Auch heuer wieder finden die nun schon fast traditionellen "Aktionstage Nachhaltigkeit" statt, diesmal sogar in die „Europäischen Aktionswoche Nachhaltigkeit“ eingebettet. Innerhalb von 10 Aktionstagen wird das vielfältige Engagement für eine Nachhaltige Entwicklung in Österreich vor den Vorhang geholt. An den Aktionstagen können alle teilnehmen, die sich in Österreich für eine lebenswerte Zukunft engagieren. Mit einem einfachen Internet-Eintrag ins Programm der Aktionstage werden die diversen Aktionen, Projekte und Ideen der Teilnehmenden für alle Interessierten sichtbar.

Ziel der Initiative ist es, die enorme Bandbreite der Aktivitäten im Bereich der nachhaltigen Entwicklung sowie die Gestaltungsmöglichkeiten der österreichischen AkteurInnen auf Regionaler-, Landes- und Bundesebene aufzuzeigen. Der Begriff der Nachhaltigkeit soll damit im Bewusstsein der Gesellschaft gestärkt und der Wert der Nachhaltigen Entwicklung für den Erhalt unserer Lebensqualität deutlich gemacht werden. Die Initiative wird von den NachhaltigkeitskoordinatorInnen des Bundes und der Länder getragen und hat zahlreiche PartnerInnen und UnterstützerInnen. Die Aktionstage leben jedoch von der Begeisterung und dem Engagement jeder und jedes einzelnen Teilnehmerin/s.

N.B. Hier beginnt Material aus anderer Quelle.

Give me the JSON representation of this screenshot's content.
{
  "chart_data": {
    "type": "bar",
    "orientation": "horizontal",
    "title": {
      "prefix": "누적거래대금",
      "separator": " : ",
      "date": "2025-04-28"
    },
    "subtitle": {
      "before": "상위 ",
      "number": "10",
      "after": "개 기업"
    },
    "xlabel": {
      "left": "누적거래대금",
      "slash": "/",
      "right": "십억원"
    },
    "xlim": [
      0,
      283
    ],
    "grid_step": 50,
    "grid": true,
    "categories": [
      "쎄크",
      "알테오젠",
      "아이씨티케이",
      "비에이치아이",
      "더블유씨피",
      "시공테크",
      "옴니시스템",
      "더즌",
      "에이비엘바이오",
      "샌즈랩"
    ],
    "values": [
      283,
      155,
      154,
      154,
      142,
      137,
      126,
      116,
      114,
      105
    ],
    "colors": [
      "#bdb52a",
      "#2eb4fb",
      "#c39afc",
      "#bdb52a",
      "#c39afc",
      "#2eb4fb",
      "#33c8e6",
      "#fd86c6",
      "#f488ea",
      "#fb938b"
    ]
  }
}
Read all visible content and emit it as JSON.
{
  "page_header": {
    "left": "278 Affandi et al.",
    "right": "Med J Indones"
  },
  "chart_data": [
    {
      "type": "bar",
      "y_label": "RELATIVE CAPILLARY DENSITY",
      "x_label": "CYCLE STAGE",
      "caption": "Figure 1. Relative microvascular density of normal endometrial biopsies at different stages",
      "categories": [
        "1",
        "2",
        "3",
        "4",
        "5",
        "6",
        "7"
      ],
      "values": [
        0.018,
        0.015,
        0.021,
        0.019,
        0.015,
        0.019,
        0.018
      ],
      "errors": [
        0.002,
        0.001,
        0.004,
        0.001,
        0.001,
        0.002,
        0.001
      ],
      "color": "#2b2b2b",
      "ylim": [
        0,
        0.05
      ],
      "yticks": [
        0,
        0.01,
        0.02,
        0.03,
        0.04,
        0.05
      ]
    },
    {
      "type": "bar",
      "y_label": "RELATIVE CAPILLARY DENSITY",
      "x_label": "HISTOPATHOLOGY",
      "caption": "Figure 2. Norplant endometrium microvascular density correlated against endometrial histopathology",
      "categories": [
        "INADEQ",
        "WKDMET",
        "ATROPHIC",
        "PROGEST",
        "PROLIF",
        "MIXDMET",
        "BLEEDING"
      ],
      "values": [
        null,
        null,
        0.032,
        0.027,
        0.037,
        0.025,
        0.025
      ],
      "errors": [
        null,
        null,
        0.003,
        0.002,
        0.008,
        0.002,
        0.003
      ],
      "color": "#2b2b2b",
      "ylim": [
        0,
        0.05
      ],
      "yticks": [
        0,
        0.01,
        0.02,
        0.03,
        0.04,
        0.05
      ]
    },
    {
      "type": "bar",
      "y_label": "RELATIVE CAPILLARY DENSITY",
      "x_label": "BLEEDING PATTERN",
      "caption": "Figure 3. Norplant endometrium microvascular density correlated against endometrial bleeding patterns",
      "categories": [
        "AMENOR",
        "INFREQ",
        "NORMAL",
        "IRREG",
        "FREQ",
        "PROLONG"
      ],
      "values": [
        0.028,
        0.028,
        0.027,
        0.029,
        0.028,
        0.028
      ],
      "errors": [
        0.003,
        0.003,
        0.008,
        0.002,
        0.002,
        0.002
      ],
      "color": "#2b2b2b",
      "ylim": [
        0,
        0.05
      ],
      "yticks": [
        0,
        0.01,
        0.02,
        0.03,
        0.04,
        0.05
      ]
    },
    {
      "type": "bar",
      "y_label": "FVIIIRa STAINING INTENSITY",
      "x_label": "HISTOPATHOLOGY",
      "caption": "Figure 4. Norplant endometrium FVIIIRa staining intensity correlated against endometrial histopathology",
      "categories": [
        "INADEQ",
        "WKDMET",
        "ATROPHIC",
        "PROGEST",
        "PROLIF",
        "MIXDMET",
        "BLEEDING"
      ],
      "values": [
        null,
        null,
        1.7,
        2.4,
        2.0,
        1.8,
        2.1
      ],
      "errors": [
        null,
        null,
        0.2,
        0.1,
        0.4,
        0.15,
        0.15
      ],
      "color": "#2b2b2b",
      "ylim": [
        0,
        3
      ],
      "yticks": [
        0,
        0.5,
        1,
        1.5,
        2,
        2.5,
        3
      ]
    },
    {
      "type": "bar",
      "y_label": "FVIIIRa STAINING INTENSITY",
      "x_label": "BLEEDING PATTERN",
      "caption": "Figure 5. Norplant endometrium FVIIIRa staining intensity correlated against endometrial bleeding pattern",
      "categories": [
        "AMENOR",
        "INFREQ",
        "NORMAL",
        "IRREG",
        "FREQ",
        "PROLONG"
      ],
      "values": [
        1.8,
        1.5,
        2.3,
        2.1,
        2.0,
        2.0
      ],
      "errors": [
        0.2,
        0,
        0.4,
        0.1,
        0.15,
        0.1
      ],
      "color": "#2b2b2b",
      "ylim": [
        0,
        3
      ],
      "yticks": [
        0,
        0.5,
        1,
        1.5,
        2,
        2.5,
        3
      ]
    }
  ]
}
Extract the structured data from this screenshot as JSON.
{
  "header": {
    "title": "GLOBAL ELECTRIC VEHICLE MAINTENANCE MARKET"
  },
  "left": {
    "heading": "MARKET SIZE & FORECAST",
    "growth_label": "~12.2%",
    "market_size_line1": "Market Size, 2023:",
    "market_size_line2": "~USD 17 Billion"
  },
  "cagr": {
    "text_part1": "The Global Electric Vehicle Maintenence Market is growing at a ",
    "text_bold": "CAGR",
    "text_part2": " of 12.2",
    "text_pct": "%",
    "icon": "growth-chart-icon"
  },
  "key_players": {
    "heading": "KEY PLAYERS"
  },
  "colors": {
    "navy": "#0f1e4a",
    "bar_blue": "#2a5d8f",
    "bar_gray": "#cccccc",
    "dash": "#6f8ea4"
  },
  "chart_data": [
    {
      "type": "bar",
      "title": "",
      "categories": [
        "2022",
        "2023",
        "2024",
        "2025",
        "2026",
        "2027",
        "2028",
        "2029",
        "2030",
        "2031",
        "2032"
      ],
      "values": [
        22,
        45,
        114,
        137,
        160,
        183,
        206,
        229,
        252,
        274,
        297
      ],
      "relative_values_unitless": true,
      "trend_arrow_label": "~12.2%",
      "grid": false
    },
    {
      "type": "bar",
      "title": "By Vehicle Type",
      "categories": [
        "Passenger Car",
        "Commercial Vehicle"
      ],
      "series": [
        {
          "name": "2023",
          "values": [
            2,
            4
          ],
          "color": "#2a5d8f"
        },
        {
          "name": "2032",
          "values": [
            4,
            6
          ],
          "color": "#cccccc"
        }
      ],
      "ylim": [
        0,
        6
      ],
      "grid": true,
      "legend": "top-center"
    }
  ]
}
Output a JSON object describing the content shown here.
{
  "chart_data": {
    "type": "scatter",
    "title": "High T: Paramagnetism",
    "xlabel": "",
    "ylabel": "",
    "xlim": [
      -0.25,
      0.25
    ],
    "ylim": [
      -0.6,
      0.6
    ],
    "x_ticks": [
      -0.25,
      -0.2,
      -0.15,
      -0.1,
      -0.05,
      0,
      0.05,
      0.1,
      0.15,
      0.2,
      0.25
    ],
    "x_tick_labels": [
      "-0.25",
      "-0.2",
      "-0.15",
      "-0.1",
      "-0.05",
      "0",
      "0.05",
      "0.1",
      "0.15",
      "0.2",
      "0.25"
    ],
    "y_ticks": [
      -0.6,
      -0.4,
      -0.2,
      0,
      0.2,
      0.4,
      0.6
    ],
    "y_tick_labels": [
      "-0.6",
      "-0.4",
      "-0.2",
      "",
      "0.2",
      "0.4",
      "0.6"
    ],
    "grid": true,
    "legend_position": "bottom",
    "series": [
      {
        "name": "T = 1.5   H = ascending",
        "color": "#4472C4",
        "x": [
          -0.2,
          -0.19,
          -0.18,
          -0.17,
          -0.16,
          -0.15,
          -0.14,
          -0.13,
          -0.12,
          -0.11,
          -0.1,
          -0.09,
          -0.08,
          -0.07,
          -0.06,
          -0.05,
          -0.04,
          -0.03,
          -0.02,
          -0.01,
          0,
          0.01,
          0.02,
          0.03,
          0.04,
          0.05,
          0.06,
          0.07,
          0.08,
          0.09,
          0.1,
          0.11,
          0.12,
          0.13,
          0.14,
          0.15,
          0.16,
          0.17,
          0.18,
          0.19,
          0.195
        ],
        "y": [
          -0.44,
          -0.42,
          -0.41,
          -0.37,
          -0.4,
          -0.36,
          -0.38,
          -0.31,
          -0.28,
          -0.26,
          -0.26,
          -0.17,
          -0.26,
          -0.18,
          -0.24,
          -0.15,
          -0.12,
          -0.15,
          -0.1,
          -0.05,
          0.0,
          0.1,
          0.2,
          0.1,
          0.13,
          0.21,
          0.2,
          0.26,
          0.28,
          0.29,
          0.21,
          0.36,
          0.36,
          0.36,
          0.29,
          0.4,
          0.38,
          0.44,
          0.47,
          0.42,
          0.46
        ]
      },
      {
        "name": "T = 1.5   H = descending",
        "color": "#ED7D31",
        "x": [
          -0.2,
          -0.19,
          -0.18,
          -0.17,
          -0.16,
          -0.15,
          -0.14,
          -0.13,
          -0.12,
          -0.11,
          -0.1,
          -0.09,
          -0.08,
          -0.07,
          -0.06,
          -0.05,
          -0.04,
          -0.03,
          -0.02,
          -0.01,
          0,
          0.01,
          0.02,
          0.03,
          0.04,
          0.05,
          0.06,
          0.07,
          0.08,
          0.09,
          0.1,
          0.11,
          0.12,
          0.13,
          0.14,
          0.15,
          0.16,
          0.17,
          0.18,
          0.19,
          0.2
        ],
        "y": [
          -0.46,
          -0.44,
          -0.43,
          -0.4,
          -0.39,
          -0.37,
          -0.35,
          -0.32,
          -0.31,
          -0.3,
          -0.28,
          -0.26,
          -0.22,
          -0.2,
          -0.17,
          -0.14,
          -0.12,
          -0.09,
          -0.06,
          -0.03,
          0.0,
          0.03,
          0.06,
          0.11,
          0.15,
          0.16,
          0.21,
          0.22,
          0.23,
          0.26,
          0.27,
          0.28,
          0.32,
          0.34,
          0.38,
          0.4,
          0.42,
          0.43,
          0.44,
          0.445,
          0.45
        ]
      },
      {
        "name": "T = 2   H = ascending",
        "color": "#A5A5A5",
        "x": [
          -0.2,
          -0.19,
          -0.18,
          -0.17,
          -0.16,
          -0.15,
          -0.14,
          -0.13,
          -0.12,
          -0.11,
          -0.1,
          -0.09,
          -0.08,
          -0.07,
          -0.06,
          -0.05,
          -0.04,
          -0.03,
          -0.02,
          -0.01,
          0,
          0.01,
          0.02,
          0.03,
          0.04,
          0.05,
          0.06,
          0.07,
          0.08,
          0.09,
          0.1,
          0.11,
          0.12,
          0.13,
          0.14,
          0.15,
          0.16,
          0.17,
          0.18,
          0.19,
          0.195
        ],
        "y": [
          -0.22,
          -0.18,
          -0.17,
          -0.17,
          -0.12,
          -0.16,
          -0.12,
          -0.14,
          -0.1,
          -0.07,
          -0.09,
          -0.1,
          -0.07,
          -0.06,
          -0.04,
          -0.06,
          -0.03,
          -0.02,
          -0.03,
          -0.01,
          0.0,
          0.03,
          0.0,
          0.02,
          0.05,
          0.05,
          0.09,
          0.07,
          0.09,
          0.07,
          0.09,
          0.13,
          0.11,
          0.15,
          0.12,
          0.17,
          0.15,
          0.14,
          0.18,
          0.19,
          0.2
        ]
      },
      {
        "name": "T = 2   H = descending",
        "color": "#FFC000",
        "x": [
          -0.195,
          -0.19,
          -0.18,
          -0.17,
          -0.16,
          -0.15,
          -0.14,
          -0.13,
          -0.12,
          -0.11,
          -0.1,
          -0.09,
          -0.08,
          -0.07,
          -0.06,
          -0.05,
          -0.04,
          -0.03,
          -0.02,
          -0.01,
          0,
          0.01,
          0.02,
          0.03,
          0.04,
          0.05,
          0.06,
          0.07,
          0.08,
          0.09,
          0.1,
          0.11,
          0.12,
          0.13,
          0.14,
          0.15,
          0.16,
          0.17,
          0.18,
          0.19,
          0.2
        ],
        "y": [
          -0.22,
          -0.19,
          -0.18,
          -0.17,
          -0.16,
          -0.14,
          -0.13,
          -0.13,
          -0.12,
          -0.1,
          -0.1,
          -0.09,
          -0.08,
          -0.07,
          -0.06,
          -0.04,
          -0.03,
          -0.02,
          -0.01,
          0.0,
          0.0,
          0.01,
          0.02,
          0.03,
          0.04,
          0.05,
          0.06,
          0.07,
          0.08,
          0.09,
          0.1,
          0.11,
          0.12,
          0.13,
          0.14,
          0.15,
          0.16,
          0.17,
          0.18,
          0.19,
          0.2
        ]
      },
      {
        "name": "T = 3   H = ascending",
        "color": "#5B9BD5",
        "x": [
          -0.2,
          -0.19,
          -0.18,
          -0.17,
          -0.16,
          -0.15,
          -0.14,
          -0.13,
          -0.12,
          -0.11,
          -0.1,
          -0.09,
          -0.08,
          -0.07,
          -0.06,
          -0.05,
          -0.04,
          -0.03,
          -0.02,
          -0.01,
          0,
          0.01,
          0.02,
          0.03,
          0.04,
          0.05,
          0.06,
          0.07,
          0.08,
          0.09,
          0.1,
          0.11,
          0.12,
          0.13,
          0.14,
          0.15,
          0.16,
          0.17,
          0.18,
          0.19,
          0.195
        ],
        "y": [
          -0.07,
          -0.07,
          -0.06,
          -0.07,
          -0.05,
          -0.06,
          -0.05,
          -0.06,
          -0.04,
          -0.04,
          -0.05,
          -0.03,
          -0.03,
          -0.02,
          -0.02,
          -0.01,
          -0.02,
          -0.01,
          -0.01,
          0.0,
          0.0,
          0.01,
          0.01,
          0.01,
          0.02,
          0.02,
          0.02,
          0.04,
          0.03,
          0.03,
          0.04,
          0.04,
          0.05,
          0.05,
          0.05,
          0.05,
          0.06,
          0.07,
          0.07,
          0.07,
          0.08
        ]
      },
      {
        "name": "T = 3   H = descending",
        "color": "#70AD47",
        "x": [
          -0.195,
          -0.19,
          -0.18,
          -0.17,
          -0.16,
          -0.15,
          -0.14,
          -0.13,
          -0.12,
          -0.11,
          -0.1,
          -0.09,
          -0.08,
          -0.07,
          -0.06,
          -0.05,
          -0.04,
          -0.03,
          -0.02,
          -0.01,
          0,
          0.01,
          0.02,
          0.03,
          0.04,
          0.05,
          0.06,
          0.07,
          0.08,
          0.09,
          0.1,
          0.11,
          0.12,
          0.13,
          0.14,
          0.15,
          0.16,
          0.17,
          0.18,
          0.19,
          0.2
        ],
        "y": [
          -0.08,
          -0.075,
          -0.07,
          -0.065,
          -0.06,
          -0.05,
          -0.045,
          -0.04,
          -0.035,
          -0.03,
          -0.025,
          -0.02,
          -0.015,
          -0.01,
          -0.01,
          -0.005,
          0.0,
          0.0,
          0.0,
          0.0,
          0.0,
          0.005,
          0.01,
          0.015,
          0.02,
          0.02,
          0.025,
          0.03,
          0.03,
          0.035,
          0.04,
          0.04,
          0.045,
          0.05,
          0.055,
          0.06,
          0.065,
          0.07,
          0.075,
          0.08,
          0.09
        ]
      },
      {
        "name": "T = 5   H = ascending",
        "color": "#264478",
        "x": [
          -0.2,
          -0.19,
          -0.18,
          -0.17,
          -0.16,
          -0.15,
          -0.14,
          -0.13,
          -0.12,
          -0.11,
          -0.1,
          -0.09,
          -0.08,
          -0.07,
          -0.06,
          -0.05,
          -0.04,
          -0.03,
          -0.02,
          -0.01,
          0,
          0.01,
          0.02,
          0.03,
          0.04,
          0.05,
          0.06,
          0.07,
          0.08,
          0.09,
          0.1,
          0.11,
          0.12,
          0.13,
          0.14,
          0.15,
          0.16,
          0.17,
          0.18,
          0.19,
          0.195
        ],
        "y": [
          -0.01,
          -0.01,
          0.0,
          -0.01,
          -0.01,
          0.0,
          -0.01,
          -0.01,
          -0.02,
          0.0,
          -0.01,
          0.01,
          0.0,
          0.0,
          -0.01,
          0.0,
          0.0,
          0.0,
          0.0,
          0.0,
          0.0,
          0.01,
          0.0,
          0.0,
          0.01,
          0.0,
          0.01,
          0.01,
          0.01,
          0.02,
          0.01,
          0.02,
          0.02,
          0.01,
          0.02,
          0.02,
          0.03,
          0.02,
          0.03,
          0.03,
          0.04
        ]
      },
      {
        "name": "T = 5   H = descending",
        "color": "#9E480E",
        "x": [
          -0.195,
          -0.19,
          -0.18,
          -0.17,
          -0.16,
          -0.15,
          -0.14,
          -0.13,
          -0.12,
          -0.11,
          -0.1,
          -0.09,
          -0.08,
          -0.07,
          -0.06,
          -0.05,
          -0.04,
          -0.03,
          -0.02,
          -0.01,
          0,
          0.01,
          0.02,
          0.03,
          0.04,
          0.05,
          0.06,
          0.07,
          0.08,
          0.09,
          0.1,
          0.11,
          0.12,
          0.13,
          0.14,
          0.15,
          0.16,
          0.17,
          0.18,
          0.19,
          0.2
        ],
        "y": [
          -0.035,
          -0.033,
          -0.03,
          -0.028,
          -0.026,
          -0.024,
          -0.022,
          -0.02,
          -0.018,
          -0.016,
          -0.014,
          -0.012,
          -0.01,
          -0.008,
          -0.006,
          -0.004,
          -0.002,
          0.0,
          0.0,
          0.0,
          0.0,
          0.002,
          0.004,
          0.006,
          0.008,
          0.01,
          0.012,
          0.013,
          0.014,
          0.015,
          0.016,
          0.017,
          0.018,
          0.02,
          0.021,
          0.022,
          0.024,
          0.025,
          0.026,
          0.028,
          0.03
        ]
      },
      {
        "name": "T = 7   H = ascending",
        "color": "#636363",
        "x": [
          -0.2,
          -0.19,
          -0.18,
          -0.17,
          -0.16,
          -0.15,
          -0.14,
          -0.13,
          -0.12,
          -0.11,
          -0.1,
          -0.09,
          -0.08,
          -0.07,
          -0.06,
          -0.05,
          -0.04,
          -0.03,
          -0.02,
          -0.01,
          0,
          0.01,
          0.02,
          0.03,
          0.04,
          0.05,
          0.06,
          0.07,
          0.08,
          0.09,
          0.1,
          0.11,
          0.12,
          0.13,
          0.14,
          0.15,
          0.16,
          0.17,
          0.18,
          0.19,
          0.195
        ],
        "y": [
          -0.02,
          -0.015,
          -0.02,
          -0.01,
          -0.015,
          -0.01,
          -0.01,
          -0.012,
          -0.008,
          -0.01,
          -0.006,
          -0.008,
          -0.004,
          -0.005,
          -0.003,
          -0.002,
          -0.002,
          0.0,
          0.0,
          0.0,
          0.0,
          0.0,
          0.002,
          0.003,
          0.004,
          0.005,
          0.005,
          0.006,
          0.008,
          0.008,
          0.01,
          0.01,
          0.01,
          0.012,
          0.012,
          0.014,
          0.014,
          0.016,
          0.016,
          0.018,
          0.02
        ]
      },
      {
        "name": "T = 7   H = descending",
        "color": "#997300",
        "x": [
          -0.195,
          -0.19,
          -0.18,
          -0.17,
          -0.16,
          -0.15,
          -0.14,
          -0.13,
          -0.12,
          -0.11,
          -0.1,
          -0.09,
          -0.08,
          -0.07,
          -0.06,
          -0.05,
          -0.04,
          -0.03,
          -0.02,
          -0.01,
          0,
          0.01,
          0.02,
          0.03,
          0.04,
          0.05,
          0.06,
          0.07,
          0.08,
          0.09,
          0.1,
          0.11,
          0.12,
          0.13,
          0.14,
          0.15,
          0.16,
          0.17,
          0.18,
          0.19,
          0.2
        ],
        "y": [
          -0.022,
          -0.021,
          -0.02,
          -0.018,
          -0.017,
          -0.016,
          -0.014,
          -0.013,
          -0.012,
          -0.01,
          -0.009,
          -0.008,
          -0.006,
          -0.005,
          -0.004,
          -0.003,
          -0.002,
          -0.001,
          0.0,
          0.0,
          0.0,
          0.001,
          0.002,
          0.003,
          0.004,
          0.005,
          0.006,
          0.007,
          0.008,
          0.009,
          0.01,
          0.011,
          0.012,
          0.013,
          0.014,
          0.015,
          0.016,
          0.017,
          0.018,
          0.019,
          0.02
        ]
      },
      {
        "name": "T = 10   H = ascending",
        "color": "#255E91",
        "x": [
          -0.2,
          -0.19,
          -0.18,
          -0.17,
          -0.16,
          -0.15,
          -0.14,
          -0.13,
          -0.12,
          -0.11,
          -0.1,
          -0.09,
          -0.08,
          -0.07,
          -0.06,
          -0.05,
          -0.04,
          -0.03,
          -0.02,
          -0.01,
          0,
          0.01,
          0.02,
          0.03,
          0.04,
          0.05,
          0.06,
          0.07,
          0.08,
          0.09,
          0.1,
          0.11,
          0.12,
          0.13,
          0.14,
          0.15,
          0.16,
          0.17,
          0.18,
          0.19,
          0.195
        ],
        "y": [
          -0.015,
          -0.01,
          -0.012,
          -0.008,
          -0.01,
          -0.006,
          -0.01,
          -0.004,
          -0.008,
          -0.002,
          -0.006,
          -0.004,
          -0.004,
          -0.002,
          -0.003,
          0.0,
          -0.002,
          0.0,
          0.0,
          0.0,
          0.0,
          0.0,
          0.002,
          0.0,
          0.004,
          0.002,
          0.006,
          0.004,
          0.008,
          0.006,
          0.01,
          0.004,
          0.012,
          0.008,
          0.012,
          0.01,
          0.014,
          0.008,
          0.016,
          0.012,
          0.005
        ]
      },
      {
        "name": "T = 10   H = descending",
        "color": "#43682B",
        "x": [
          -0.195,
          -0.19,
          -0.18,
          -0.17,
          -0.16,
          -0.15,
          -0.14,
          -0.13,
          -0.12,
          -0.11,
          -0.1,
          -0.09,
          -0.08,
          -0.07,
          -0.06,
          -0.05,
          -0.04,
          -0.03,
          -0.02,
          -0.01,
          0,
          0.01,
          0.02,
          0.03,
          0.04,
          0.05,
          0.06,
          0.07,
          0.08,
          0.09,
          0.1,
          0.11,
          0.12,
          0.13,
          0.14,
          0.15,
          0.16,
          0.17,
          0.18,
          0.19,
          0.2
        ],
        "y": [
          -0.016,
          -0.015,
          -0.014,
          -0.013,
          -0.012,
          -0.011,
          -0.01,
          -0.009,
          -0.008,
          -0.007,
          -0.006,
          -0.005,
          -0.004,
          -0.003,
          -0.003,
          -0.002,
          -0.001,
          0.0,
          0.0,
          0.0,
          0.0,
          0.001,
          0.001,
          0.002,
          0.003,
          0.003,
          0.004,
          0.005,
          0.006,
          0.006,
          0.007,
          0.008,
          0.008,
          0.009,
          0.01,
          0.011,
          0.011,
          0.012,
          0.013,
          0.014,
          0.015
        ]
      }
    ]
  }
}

Über 550 kreative und innovative Aktionen von Privatpersonen, Verbänden, Vereinen, NGOs, Unternehmen, Städten, Gemeinden und Regionen, wie auch soziale, wissenschaftliche, kulturelle und kirchliche Einrichtungen, Ministerien und anderen Verwaltungseinrichtungen haben sich seit 2013 in beeindruckender Weise an der Initiative beteiligt.

Alle Engagierten für eine Nachhaltige Entwicklung sind herzlich eingeladen, von 27. Mai bis 7. Juni 2015 an den Aktionstagen teilzunehmen. Infos und Anmeldung hier...


05. Clever einkaufen für die Schule
Im Online-Quiz das Wissen testen und gewinnen!

Clever einkaufen für die Schule Quiz
Clever einkaufen!

Im Online-Quiz das Wissen testen und gewinnen: Am 1. April 2015 startet das monatliche Online Umwelt-Quiz auf www.schuleinkauf.at. Jeden Monat gibts eine Chance zu gewinnen, acht Monate hindurch bis November. Alle die bei den Monatsverlosungen mitmachen, bekommen eine zweite Gewinnchance. Schlussverlosung ist im Dezember.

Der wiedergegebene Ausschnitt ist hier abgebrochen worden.